Campaign of the Month: February 2009

Silent Winter

The Talk

In Which Lothaire and Oriane Communicate

posted by Jennifer

Oriane looked around the small room, knowing she was using it as an excuse to avoid facing Lothaire, but still not quite able to stop. “The elven innkeeper certainly keeps these rooms very clean,” she remarked hopefully.

“You shouldn’t have to stay in this miserable place at all,” Lothaire said, ruthlessly murdering the conversation before it could even get started. Oriane sighed. She’d nearly forgotten how often he did that. Usually, patience was the only cure.

She heard Lothaire close the door carefully and begin divesting himself of his military accoutrements, so Oriane took the heavy sword-belt out of his hands and began helping him with the many complex straps and clasps that held his armor together. It was amazing how much he’d changed in only a year. He was still bulky and muscular, but his flesh sagged from lack of exercise and he’d developed a bit of a gut. Oriane knew he’d never cared much about his appearance, maintaining his mustache and hair more to keep it from being annoying, but now he was as shaggy as one of the wild mountain Awar.

“You really don’t want me to come with you to meet with these elves?” she tried again.

“It’s your decision, not mine. I . . . only want you to be safe. I thought I knew what to do. I was wrong. I’m sorry.”

“Don’t apologize to me,” Oriane said as gently as she could manage.

“I have to. Everything that has happened is my fault.”

“Did you really kill Ger—_his_ brother?”

“Is that what he told you?”

“He told me a lot of things. He liked to talk to me for some reason. I don’t know what to believe.”

“I didn’t kill him, but I was responsible for his death.”

“How?”

“I . . . it’s a long story, Oriane. I don’t want to discuss it now.”

“Then what do you want to discuss?” she asked. “I can feel this past year standing between us like a wall. I just want to understand what has happened.” She could feel tears starting to come up in her eyes and blinked them away hurriedly. Lothaire reached out to take her shoulders and Oriane twitched, surprised when she had to force herself to hold still.

“I’m sorry, Oriane. I wish . . . I wish I knew what to say.”

She pressed her hands against her face to stop them shaking. “Say that you’ll have our marriage annulled.” Lothaire dropped her shoulders and staggered backwards, more falling onto the bed than sitting as his legs gave out. “You should have done it a long time ago. I’m no use to you. I’m only in the way.” He simply stared at her in blank horror. “Say something, damn you! Help me!”

“I’ll do whatever you want,” he said.

“I want to stop feeling his hands on me!”

Lothaire shot to his feet. “You mean he . . .” Oriane nodded helplessly.

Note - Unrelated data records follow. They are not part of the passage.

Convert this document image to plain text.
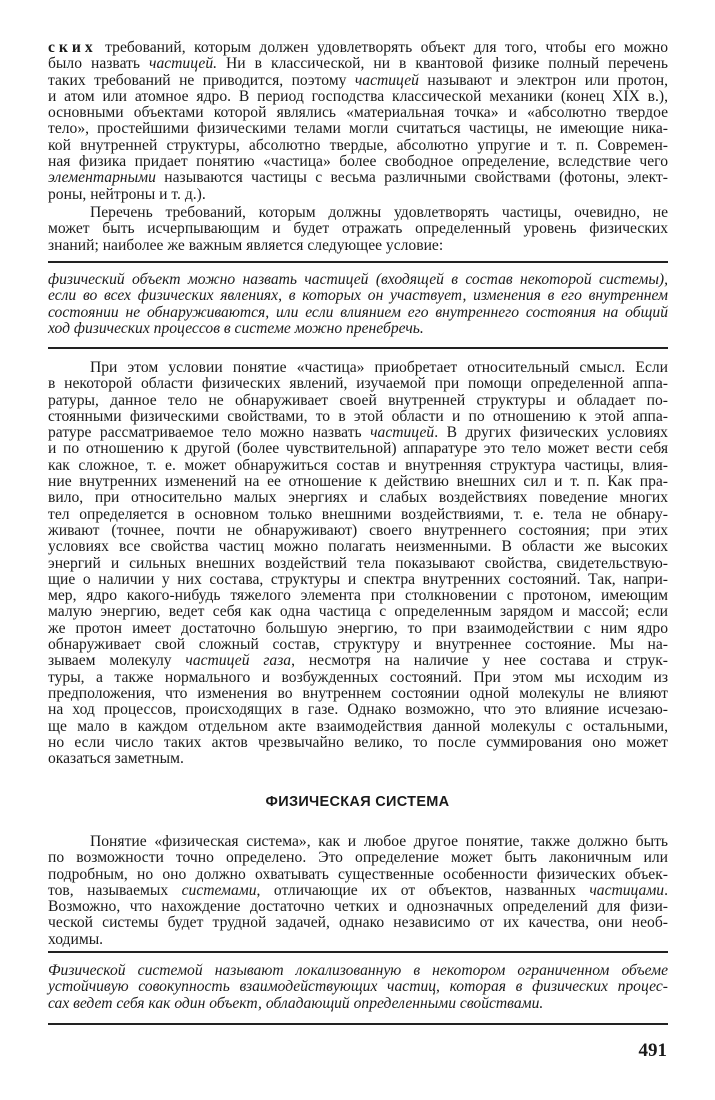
ских требований, которым должен удовлетворять объект для того, чтобы его можно
было назвать частицей. Ни в классической, ни в квантовой физике полный перечень
таких требований не приводится, поэтому частицей называют и электрон или протон,
и атом или атомное ядро. В период господства классической механики (конец XIX в.),
основными объектами которой являлись «материальная точка» и «абсолютно твердое
тело», простейшими физическими телами могли считаться частицы, не имеющие ника-
кой внутренней структуры, абсолютно твердые, абсолютно упругие и т. п. Современ-
ная физика придает понятию «частица» более свободное определение, вследствие чего
элементарными называются частицы с весьма различными свойствами (фотоны, элект-
роны, нейтроны и т. д.).
Перечень требований, которым должны удовлетворять частицы, очевидно, не
может быть исчерпывающим и будет отражать определенный уровень физических
знаний; наиболее же важным является следующее условие:
физический объект можно назвать частицей (входящей в состав некоторой системы),
если во всех физических явлениях, в которых он участвует, изменения в его внутреннем
состоянии не обнаруживаются, или если влиянием его внутреннего состояния на общий
ход физических процессов в системе можно пренебречь.
При этом условии понятие «частица» приобретает относительный смысл. Если
в некоторой области физических явлений, изучаемой при помощи определенной аппа-
ратуры, данное тело не обнаруживает своей внутренней структуры и обладает по-
стоянными физическими свойствами, то в этой области и по отношению к этой аппа-
ратуре рассматриваемое тело можно назвать частицей. В других физических условиях
и по отношению к другой (более чувствительной) аппаратуре это тело может вести себя
как сложное, т. е. может обнаружиться состав и внутренняя структура частицы, влия-
ние внутренних изменений на ее отношение к действию внешних сил и т. п. Как пра-
вило, при относительно малых энергиях и слабых воздействиях поведение многих
тел определяется в основном только внешними воздействиями, т. е. тела не обнару-
живают (точнее, почти не обнаруживают) своего внутреннего состояния; при этих
условиях все свойства частиц можно полагать неизменными. В области же высоких
энергий и сильных внешних воздействий тела показывают свойства, свидетельствую-
щие о наличии у них состава, структуры и спектра внутренних состояний. Так, напри-
мер, ядро какого-нибудь тяжелого элемента при столкновении с протоном, имеющим
малую энергию, ведет себя как одна частица с определенным зарядом и массой; если
же протон имеет достаточно большую энергию, то при взаимодействии с ним ядро
обнаруживает свой сложный состав, структуру и внутреннее состояние. Мы на-
зываем молекулу частицей газа, несмотря на наличие у нее состава и струк-
туры, а также нормального и возбужденных состояний. При этом мы исходим из
предположения, что изменения во внутреннем состоянии одной молекулы не влияют
на ход процессов, происходящих в газе. Однако возможно, что это влияние исчезаю-
ще мало в каждом отдельном акте взаимодействия данной молекулы с остальными,
но если число таких актов чрезвычайно велико, то после суммирования оно может
оказаться заметным.
ФИЗИЧЕСКАЯ СИСТЕМА
Понятие «физическая система», как и любое другое понятие, также должно быть
по возможности точно определено. Это определение может быть лаконичным или
подробным, но оно должно охватывать существенные особенности физических объек-
тов, называемых системами, отличающие их от объектов, названных частицами.
Возможно, что нахождение достаточно четких и однозначных определений для физи-
ческой системы будет трудной задачей, однако независимо от их качества, они необ-
ходимы.
Физической системой называют локализованную в некотором ограниченном объеме
устойчивую совокупность взаимодействующих частиц, которая в физических процес-
сах ведет себя как один объект, обладающий определенными свойствами.
491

“I tried to stop him, but he was too strong for me, too fast,” she mumbled. “You shouldn’t have to bear this disgrace. Just . . . send me away. Pretend you never met me. Please.” Lothaire reached out hesitantly and touched her shoulders again. “I didn’t want you to know,” she said. “But I couldn’t . . . I couldn’t pretend.”

“Shh,” he whispered, drawing her into his arms. “This is my fault, not yours. Simon warned me, but I didn’t listen—I didn’t want to listen. If I’d killed him . . .”

“You couldn’t know,” Oriane said, raising her face to look at him. Lothaire bent his head and rested his cheek against hers. “I—I didn’t mean what I said,” she whispered. “I’m afraid. I want for you to be happy. I wanted to be a good wife to you, Lothaire. A good mother. But I’ve failed at everything.”

“That’s not true,” he whispered.

“I know you wanted children.”

“I did. But I can’t be a father if I have to cut my heart out to do it. I love you. More than my own life.”

Oriane sighed. “Can we just . . . go on? The Fade take everything else?”

“You’re alive. I’m alive. The rest doesn’t matter. I’ll see this business cleared up and then we’ll . . . we’ll find somewhere we can just live. Start over.”

“Yes,” Oriane said. Then, she smiled. “But you have to do something first.”

“What?” Lothaire asked, startled.

“You have to shave.”

“Oh.” Lothaire smiled shyly. “Yes, my lady.”